I don’t participate in Diversity Day at work. I had actually had the head of the Equal Employment Opportunity office at work come to my cube and discuss this with me.

The Diversity Day thing for that year was designing a door covering highlighting the diversity in each office. They wanted me to put down a bunch of stuff about how I was an Irish-American. I refused, because I’m not an Irish-American. By blood I suppose I am, given that two of my grandparents met on the boat from Ireland, and I have a third Irish grandparent on my mother’s side. Or not, considering I don’t have any Native American blood in me. But Ireland was never a big thing in my family. I wasn’t brought up to think of myself as Irish, and I know little about Irish culture. So it felt false to be proclaiming myself as Irish, and I’m not big on being false.

My lack of participation is what had the head of the EEO office come to my cube. I explained myself as above, but the explanation didn’t feel complete to me. I thought about it some more, and came up with a further explanation.

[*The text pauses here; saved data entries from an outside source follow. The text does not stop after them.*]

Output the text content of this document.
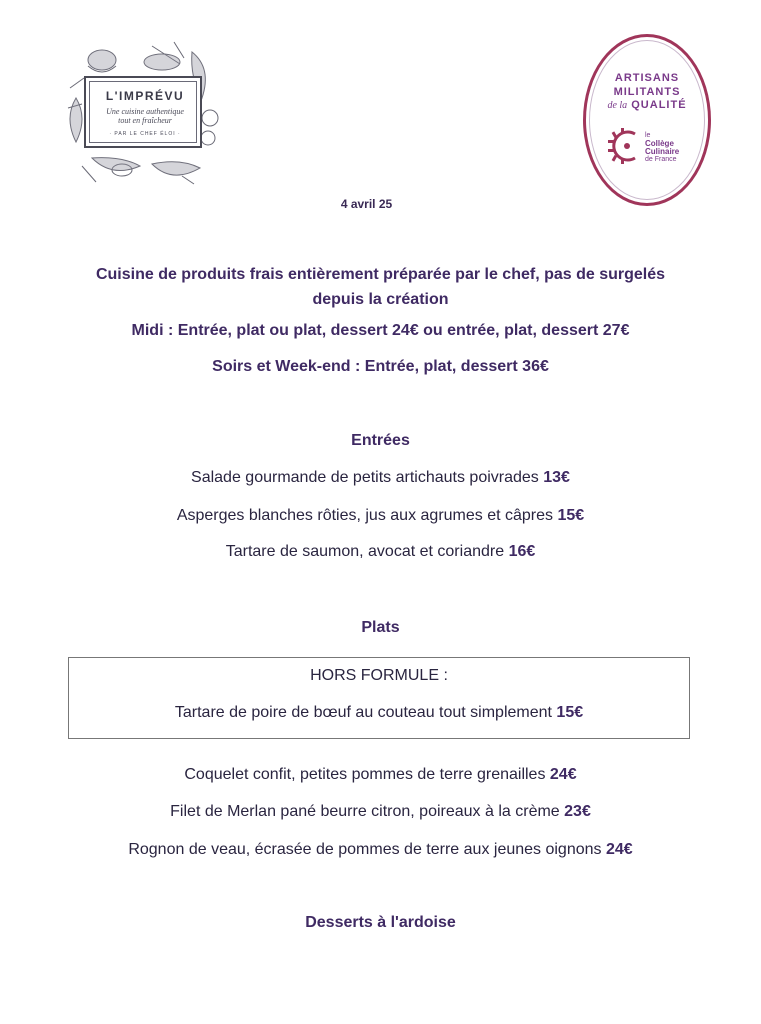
L'IMPRÉVU
Une cuisine authentique
tout en fraîcheur
· PAR LE CHEF ÉLOI ·
ARTISANS
MILITANTS
de la QUALITÉ
le
Collège
Culinaire
de France
4 avril 25
Cuisine de produits frais entièrement préparée par le chef, pas de surgelés
depuis la création
Midi : Entrée, plat ou plat, dessert 24€ ou entrée, plat, dessert 27€
Soirs et Week-end : Entrée, plat, dessert 36€
Entrées
Salade gourmande de petits artichauts poivrades 13€
Asperges blanches rôties, jus aux agrumes et câpres 15€
Tartare de saumon, avocat et coriandre 16€
Plats
HORS FORMULE :
Tartare de poire de bœuf au couteau tout simplement 15€
Coquelet confit, petites pommes de terre grenailles 24€
Filet de Merlan pané beurre citron, poireaux à la crème 23€
Rognon de veau, écrasée de pommes de terre aux jeunes oignons 24€
Desserts à l'ardoise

The diversity movement tells us that racism and prejudice are bad. It tells us that the problem underlying racism and prejudice is that we don’t understand and appreciate each other’s culture. The solution is to celebrate and display our cultures to each other, so that we will better understand and appreciate each other’s culture.

As a Buddhist, I have to disagree with that formulation. I certainly agree that racism and prejudice are bad. But I don’t think the underlying cause is a lack of understanding and appreciation. I would say that the underlying cause is that we believe we actually have a culture, and that we are attached to it. When we encounter another culture, it challenges our belief in our own culture, and our attachment to our culture causes suffering. That suffering generally manifests as fear, which we turn into anger toward the other culture.

But this culture we believe we have is just something we have created in our own minds. It is one of the delusions in which we lose ourselves to suffering. They did a study of race using discriminant functions.* Discriminant functions are statistical functions for classifying observations into categories. They found it was impossible to create discriminant functions that could determine a person’s race based on their genetics. Race doesn’t come from our genes, it is something we have made up, so that we can divide ourselves into us and them and hate them. I believe that if we could specify a person’s cultural genome, you would find the same inability to create a discriminant function that could determine a person’s culture.

If I’m right, then celebrating our differing cultures only exacerbates the problem, by reinforcing our belief in the reality of our culture and by reinforcing our attachment to that belief. When we can let go of the belief that we have different cultures, we can begin to see all the ways that we are the same rather than all the ways that we are different. Then we will all be us, and there will be no them to hate.

I expect that will happen sometime after Glen Beck convinces Al Gore that anthropogenic global warming is a hoax.

* Actually, they did two studies. But one only sampled in the United States, and the other sampled world wide. I’m talking about the latter one.